日本電気株式会社(NEC)は、映像分析とLLMを活用し、明文化されていない危険の予兆を検知して改善提案を自動生成する技術を世界で初めて開発したと発表した。
NEC、危険予兆検知AIを世界初開発
NECは、物流や製造などの現場映像を対象に、映像認識AIと大規模言語モデル(LLM)を組み合わせることで、危険予兆を抽出し改善提案を自動生成する技術を開発したと2026年3月19日に発表した。
本技術は、作業内容についてフィードバックを求めるプロンプトを入力すると、利用者が入力したプロンプトに含まれる内容だけでなく、明示されていない周辺の状況変化や判断も捉えることを可能にする。
たとえば、ドライバーが「路面のダイヤマークなどから前方の横断歩道を察知し、適切に減速する危険回避の動き」や、「部品の些細な欠陥を疑い、重大な故障に繋がる破断リスクをいち早く察知するための確認動作」など、熟練者の暗黙知に近い判断を抽出可能となる。
また、視覚言語モデル(※)を活用することで、事前の個別学習を必要とせず、多様な現場へ容易に導入できる点も特筆できる。生成されたアドバイスは、根拠となる映像と紐づけて提示されるため、短時間でも効率的な指導や振り返りが実現する。
本技術が開発された背景には、人手不足や労働流動化により人材育成の難度が上昇している現状がある。マニュアルでは伝えきれない判断や注意点をAIが補完することで、安全で効率的なスキル習得を支援する狙いだ。

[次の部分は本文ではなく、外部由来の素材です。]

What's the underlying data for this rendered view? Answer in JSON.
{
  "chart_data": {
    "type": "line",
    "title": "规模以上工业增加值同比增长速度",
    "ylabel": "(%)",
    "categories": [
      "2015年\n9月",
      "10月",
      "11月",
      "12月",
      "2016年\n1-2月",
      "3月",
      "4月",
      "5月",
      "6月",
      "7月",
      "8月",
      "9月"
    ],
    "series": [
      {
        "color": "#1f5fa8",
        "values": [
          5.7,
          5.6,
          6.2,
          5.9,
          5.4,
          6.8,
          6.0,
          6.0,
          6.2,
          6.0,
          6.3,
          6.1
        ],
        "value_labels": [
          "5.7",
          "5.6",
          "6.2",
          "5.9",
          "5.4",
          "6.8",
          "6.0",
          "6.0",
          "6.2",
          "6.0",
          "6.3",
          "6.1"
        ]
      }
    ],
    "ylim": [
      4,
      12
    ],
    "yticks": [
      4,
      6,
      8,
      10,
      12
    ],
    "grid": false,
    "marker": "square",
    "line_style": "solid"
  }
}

NECは本技術を、2026年度中に実用化することを目指している。
※視覚言語モデル:画像や映像とテキストを同時に理解・処理するAIモデル。視覚情報を言語的に解釈し、説明や判断を生成できる点が特徴である。
育成効率化の利点と依存リスクの分岐
本技術の導入により、現場教育の効率化と標準化は大きく前進する可能性がある。
従来は個人の経験に依存していた指導内容が体系化されることで、教育コストの削減と品質の均一化が同時に実現しうるだろう。特に人材不足が深刻な物流や製造分野では、短期間でのスキル習得を支援する有効な手段になると考えられる。
一方で、AIの判断に対する過度な依存は新たなリスクを生むリスクがある。
暗黙知の抽出は高度であるがゆえに、誤検知や文脈理解のずれが発生した場合、それが標準化されてしまう危険性もある。安全領域においては、最終判断を人間が担う運用設計が不可欠となりそうだ。
将来的には、AIが提示する示唆と人間の経験をどのように統合するかが競争力の分岐点になるだろう。映像解析と生成AIの融合は、単なる業務効率化にとどまらず、現場の意思決定プロセスそのものを再設計する段階に入ったと言える。